I'm tempted to pre-order this, which sounds like "Phantasy Star meets Dungeons and Dragons" to me. I've already got buy-in from both of my kids plus my sister-in-law to play it with me.
In other news, the Switch 2 has been unveiled-- by third-party accessory makers! The entire system, the joy-cons, and the dock are just sitting out on full display on the CES trade floor, if you know where to look. Pictures are everywhere. While it's true that conjecture-based renders of video game systems have always shown up in magazines and the like before those platforms' releases, I can't think of a time in forty years in the hobby where a company's new console "in the flesh" has been unveiled by third-parties, with total mums from the manufacturer.
As per my 2024 retrospective post, I did indeed emphasize PSVR2 by buying "Metro Awakening"-- and it's fantastically memorable so far! My daughter was watching me play via the TV, and we had tons of really funny situations occur in the game. Our favorites involved the stealth melee: because it hardly ever registers the first time I clobber someone, I swing my arm back and forth across the NPC's head-- this causes the ragdoll physics for their bodies to behave oddly.

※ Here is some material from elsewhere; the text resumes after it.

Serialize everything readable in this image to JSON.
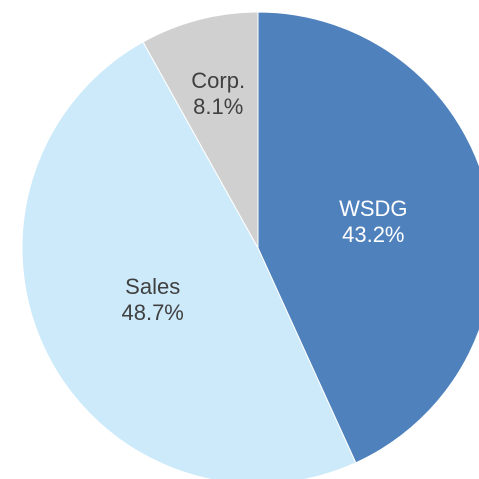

On a totally unrelated note, I was talking to a family member recently, and he said "how cool would it be if advancements in medical technology via AI would allow for people to live two hundred years?" My question: why in the world would anyone want to live two hundred years? We're just pilgrims in this world-- just passing through. I want to go be with my Heavenly Father! I think if I live to be seventy five or eighty, it's really going to start to feel like "what's the holdup-- time to move on." I think this is the difference between a Christ-centric view of existence, versus more of an atheistic orientation.